While using a wooden cane, David Vincent Weber, 69, walked slowly and appeared Dec. 30 before U.S. District Court Magistrate Judge Ruben Brooks, who set a preliminary hearing for Jan. 14. Brooks allowed Weber to remain free on a $15,000 bond after Weber was fingerprinted and photographed by court officials.
Weber’s story of a long and decorated military career unraveled after he appeared Nov. 7 at a birthday party of the U.S. Marine Corps in Ramona that was hosted by the Veterans of Foreign Wars. Weber got the first piece of birthday cake because he was thought to be the highest ranking officer and pictures were taken of him with all his medals by the Ramona Sentinel. He later told the Sentinel he had never been a major general.

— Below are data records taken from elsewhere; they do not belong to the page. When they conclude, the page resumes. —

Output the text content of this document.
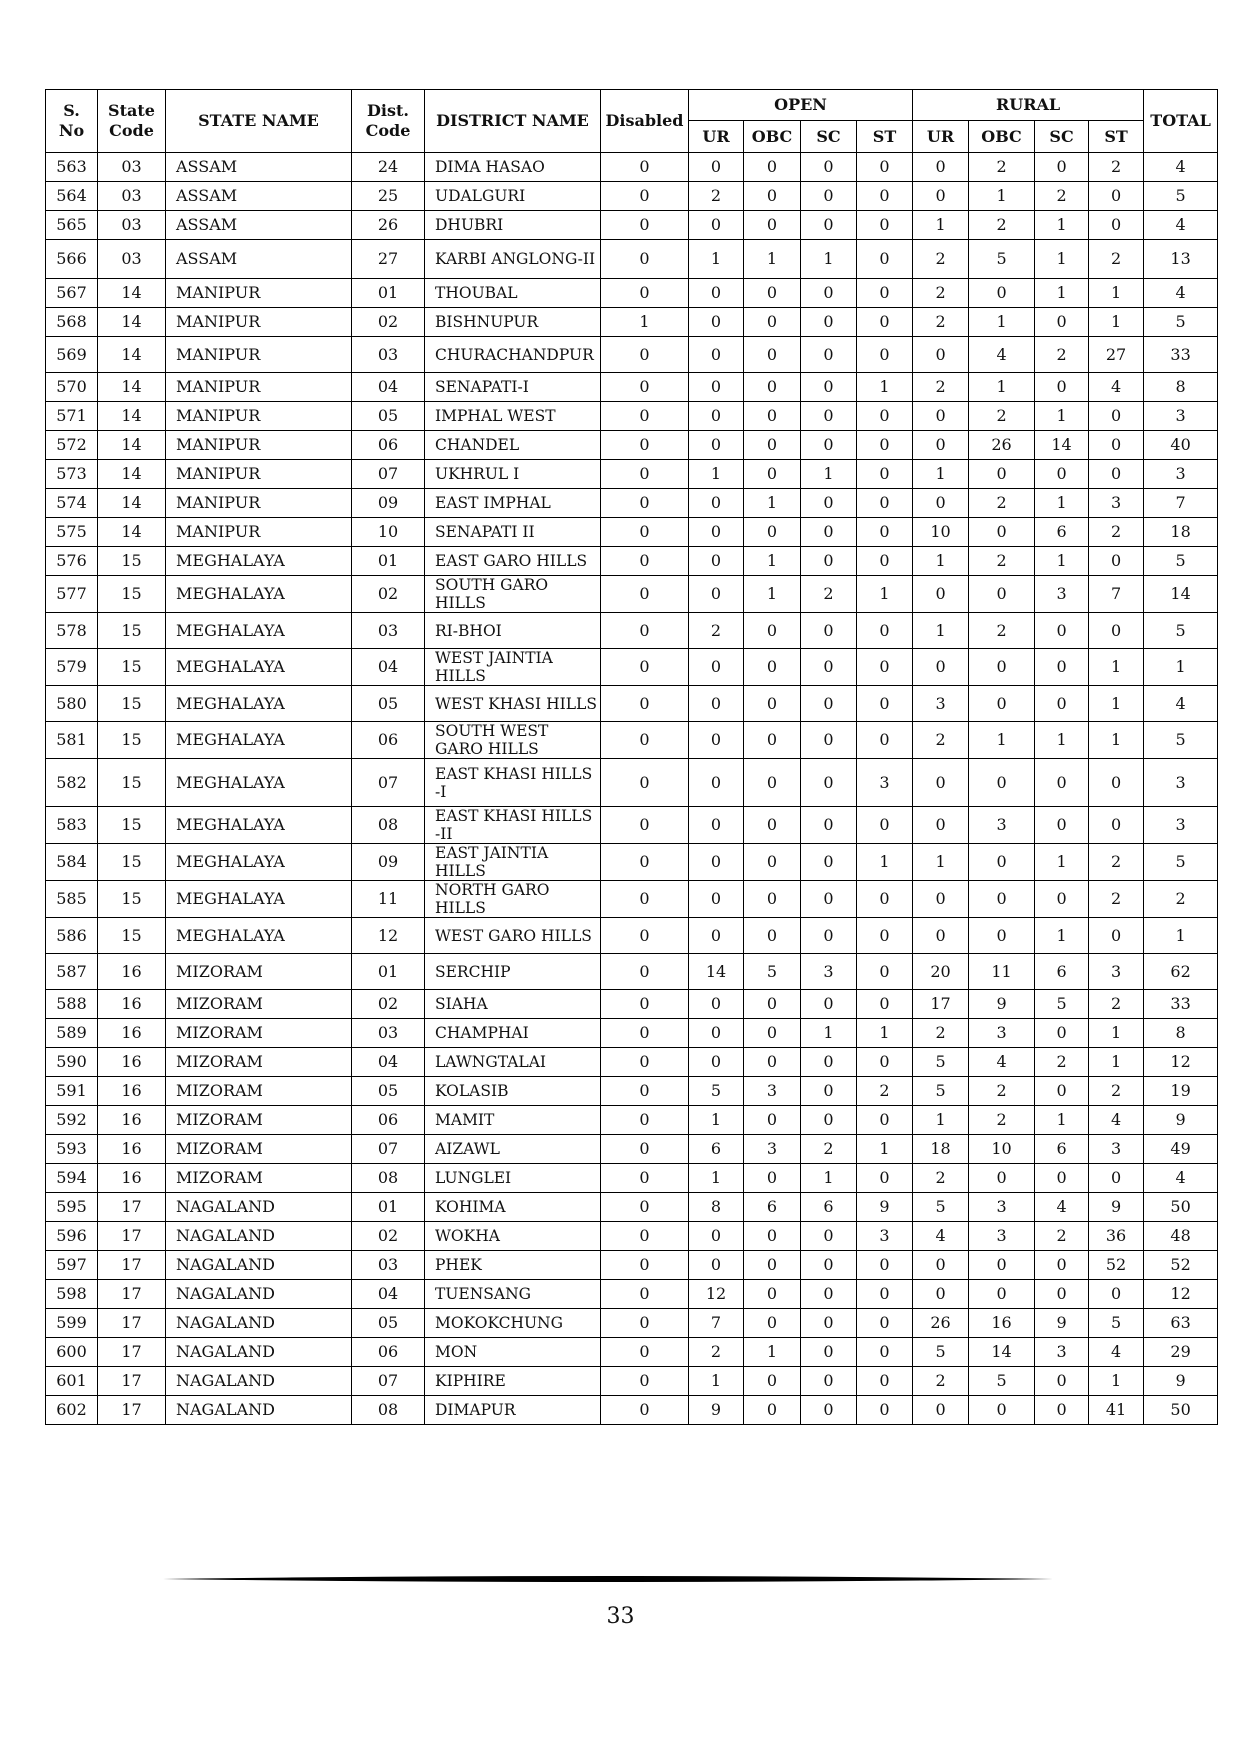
S. No	State Code	STATE NAME	Dist. Code	DISTRICT NAME	Disabled	OPEN				RURAL				TOTAL
						UR	OBC	SC	ST	UR	OBC	SC	ST	
563	03	ASSAM	24	DIMA HASAO	0	0	0	0	0	0	2	0	2	4
564	03	ASSAM	25	UDALGURI	0	2	0	0	0	0	1	2	0	5
565	03	ASSAM	26	DHUBRI	0	0	0	0	0	1	2	1	0	4
566	03	ASSAM	27	KARBI ANGLONG-II	0	1	1	1	0	2	5	1	2	13
567	14	MANIPUR	01	THOUBAL	0	0	0	0	0	2	0	1	1	4
568	14	MANIPUR	02	BISHNUPUR	1	0	0	0	0	2	1	0	1	5
569	14	MANIPUR	03	CHURACHANDPUR	0	0	0	0	0	0	4	2	27	33
570	14	MANIPUR	04	SENAPATI-I	0	0	0	0	1	2	1	0	4	8
571	14	MANIPUR	05	IMPHAL WEST	0	0	0	0	0	0	2	1	0	3
572	14	MANIPUR	06	CHANDEL	0	0	0	0	0	0	26	14	0	40
573	14	MANIPUR	07	UKHRUL I	0	1	0	1	0	1	0	0	0	3
574	14	MANIPUR	09	EAST IMPHAL	0	0	1	0	0	0	2	1	3	7
575	14	MANIPUR	10	SENAPATI II	0	0	0	0	0	10	0	6	2	18
576	15	MEGHALAYA	01	EAST GARO HILLS	0	0	1	0	0	1	2	1	0	5
577	15	MEGHALAYA	02	SOUTH GARO HILLS	0	0	1	2	1	0	0	3	7	14
578	15	MEGHALAYA	03	RI-BHOI	0	2	0	0	0	1	2	0	0	5
579	15	MEGHALAYA	04	WEST JAINTIA HILLS	0	0	0	0	0	0	0	0	1	1
580	15	MEGHALAYA	05	WEST KHASI HILLS	0	0	0	0	0	3	0	0	1	4
581	15	MEGHALAYA	06	SOUTH WEST GARO HILLS	0	0	0	0	0	2	1	1	1	5
582	15	MEGHALAYA	07	EAST KHASI HILLS -I	0	0	0	0	3	0	0	0	0	3
583	15	MEGHALAYA	08	EAST KHASI HILLS -II	0	0	0	0	0	0	3	0	0	3
584	15	MEGHALAYA	09	EAST JAINTIA HILLS	0	0	0	0	1	1	0	1	2	5
585	15	MEGHALAYA	11	NORTH GARO HILLS	0	0	0	0	0	0	0	0	2	2
586	15	MEGHALAYA	12	WEST GARO HILLS	0	0	0	0	0	0	0	1	0	1
587	16	MIZORAM	01	SERCHIP	0	14	5	3	0	20	11	6	3	62
588	16	MIZORAM	02	SIAHA	0	0	0	0	0	17	9	5	2	33
589	16	MIZORAM	03	CHAMPHAI	0	0	0	1	1	2	3	0	1	8
590	16	MIZORAM	04	LAWNGTALAI	0	0	0	0	0	5	4	2	1	12
591	16	MIZORAM	05	KOLASIB	0	5	3	0	2	5	2	0	2	19
592	16	MIZORAM	06	MAMIT	0	1	0	0	0	1	2	1	4	9
593	16	MIZORAM	07	AIZAWL	0	6	3	2	1	18	10	6	3	49
594	16	MIZORAM	08	LUNGLEI	0	1	0	1	0	2	0	0	0	4
595	17	NAGALAND	01	KOHIMA	0	8	6	6	9	5	3	4	9	50
596	17	NAGALAND	02	WOKHA	0	0	0	0	3	4	3	2	36	48
597	17	NAGALAND	03	PHEK	0	0	0	0	0	0	0	0	52	52
598	17	NAGALAND	04	TUENSANG	0	12	0	0	0	0	0	0	0	12
599	17	NAGALAND	05	MOKOKCHUNG	0	7	0	0	0	26	16	9	5	63
600	17	NAGALAND	06	MON	0	2	1	0	0	5	14	3	4	29
601	17	NAGALAND	07	KIPHIRE	0	1	0	0	0	2	5	0	1	9
602	17	NAGALAND	08	DIMAPUR	0	9	0	0	0	0	0	0	41	50
33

Weber did serve six years as a U.S. Marine, starting in 1958, and left at the rank of staff sergeant. If he is convicted of the misdemeanor, he would face up to one year in a federal prison.
A special prosecutor, Arthur Rizer, from the U.S. Department of Justice in Washington, D.C., was present for the arraignment. The presence of Rizer apparently indicates the Justice Department’s seriousness in prosecuting someone with the Stolen Valor Act, which was passed in 2005.
“He took the spotlight from individuals who did earn the medals they were wearing,” Rizer told the judge. “This individual wore a uniform to a Marine Corps function…and took the first piece of cake.”
At the VFW appearance, Weber wore two Purple Hearts, two Navy and Marine Corps medals, five Legion of Merit medals, a Meritorious Service medal, and Navy and Marine Corps achievement medals, according to court records.
Rizer recommended bail be set at $15,000, saying Weber had a felony conviction from 1994, and that he failed to appear in court once in that case. Rizer didn’t say what type of conviction. It apparently is a conviction in Superior Court as Weber’s name did not appear in a search of all federal records.
Weber’s attorney, Joseph Camden, said the missed court date in 1994 was due to Weber’s moving and he did not receive the paperwork that told him of the correct court appearance.
Camden said Weber is 100 percent disabled, has prostate cancer, and has had three strokes. He told the judge Weber posed no danger to the community and will make all court appearances, saying he showed up early for the Dec. 30 arraignment.
Camden said his client is taking a number of medications and is also seeing a psychiatrist. He urged that bail be set at $5,000.
The magistrate told Weber he is barred from possessing any weapons and has travel restrictions from going outside California unless court officials have given him permission.
Weber declined comment afterwards to reporters.
On Dec. 31, Weber returned to court after Rizer wanted an identification card to be given to the judge, but Rizer later withdrew that motion.